Percibimos así la pregnancia que la sonoridad del nombre de su padre adquirió para Paula, el valor de condensación que adquirió de toda una historia simbólica familiar. La sola enunciación del nombre del padre, su materialidad sonora, fue suficiente para que florezcan nuevas fragancias. Como acordes de un instrumento primitivo, como una música encantada, Paula es repentinamente puesta en contacto con su originario enquistado en forma sonora. El sonido del nombre presentifica el cuerpo de su padre. Es en el instante en que Paula escucha el nombre de su padre, de la misma manera en que lo pronunciaba siendo pequeña, que algo bascula de la incertidumbre y de la confusión traumática disolvente, hacia el posible inicio de un duelo a partir de la verdad de su filiación legítima. Dicho nombre, reminiscencia sonora, fuente de emoción constituyente, la confirma en la certeza de su filiación. De Paula Luisa Lavallén, niña secuestrada por el Comisario Lavallén, volverá a ser Paula Eva Logares, la hija deseada, inserta en una genealogía, la hija de sus padres Mónica y Claudio Logares, nieta de Elsa.

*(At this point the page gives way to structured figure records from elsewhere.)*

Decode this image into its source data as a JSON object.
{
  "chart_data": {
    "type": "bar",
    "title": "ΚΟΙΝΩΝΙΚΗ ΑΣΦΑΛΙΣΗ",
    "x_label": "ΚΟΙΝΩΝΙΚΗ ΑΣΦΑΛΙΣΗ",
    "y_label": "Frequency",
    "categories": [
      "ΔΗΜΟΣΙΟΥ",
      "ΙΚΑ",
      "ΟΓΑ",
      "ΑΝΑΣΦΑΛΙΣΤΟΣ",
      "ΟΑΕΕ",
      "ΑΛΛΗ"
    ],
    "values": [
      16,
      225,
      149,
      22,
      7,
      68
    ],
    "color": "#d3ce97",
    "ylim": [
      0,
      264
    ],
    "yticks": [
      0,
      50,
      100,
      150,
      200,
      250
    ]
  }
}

Del 1976 al 2008, han transcurrido 32 años del golpe de estado y los niños apropiados de la época ya son jóvenes adultos. Las formas de la búsqueda de la verdad toman otros carriles ante la justicia. En Febrero de 2008 [18], se ha iniciado el primer juicio en el que una joven apropiada durante la dictadura se presenta como querellante contra el matrimonio que la crió como si fuera propia. María Eugenia Sampallo Barragán vivió hasta el 2001 sin conocer su verdadera identidad. Al momento del juicio tiene 30 años, aunque desconoce la fecha exacta y el lugar donde nació en cautiverio. Sus apropiadores le habían dado diferentes versiones de su “adopción”, sin escatimar agresiones. Por ejemplo, en una oportunidad su apropiadora le vociferó: “sos una desagradecida, si no fuera por mí, hubieras terminado en un zanjón”, frase cuya sordidez sería cabalmente comprendida por ella sólo con el correr de los años. María Eugenia sabe ahora que es la hija de dos desaparecidos, Mirta Mabel Barragán y Leonardo Sampallo. Mirta estaba embarazada de seis meses cuando la secuestraron junto a su hijo Gustavo, de tres años, y a su pareja Leonardo. El niño fue a parar a una comisaría de donde lo rescató su papá, y durante mucho tiempo, ya con sus familiares, habló del “hermanito” que su mamá estaba esperando. Eso resultó clave para que la familia supiera que tal vez había un niño o una niña nacido en cautiverio. De Mirta y Leonardo hoy se sabe que estuvieron en el centro clandestino de detención El Atlético y luego en El Banco. Mirta fue sacada de allí en febrero del 78 para dar a luz; es posible que María Eugenia haya nacido en el Hospital Militar. A partir de ese momento, no se supo nada más de sus padres. El matrimonio Gómez-Rivas recibió a la niña tres meses después, por una gestión del militar Berthier, amigo de la apropiadora.
María Eugenia se decidió a realizar el juicio contra sus apropiadores después que los mismos, tras ser procesados, abrieran una contracausa donde la acusaron a ella y a todos los testigos de mentir. Cabal ejemplo del grado de negación y desmentida perversa que imperó durante la dictadura y cuyas ramificaciones aún persisten contra toda evidencia. Al momento de escribir estas líneas el juicio oral continúa, pero es interesante destacar la importancia que puede tener para la joven apropiada que los culpables sean sancionados, ya no como modo de restablecer la verdad de su filiación, confirmada por las pruebas de ADN, sino para liberarla del traumatismo desestructurante de sus propias percepciones, por haber crecido en la confusión enloquecedora de la mentira alienante, cuyos efectos deletéreos aún pueden manifestarse a pesar del tiempo transcurrido. En ese sentido, más allá de la condena de un delito, importa subrayar que la escena judicial puede adquirir un valor simbólico apaciguante para el psiquismo desgarrado de la joven apropiada poco después de nacer.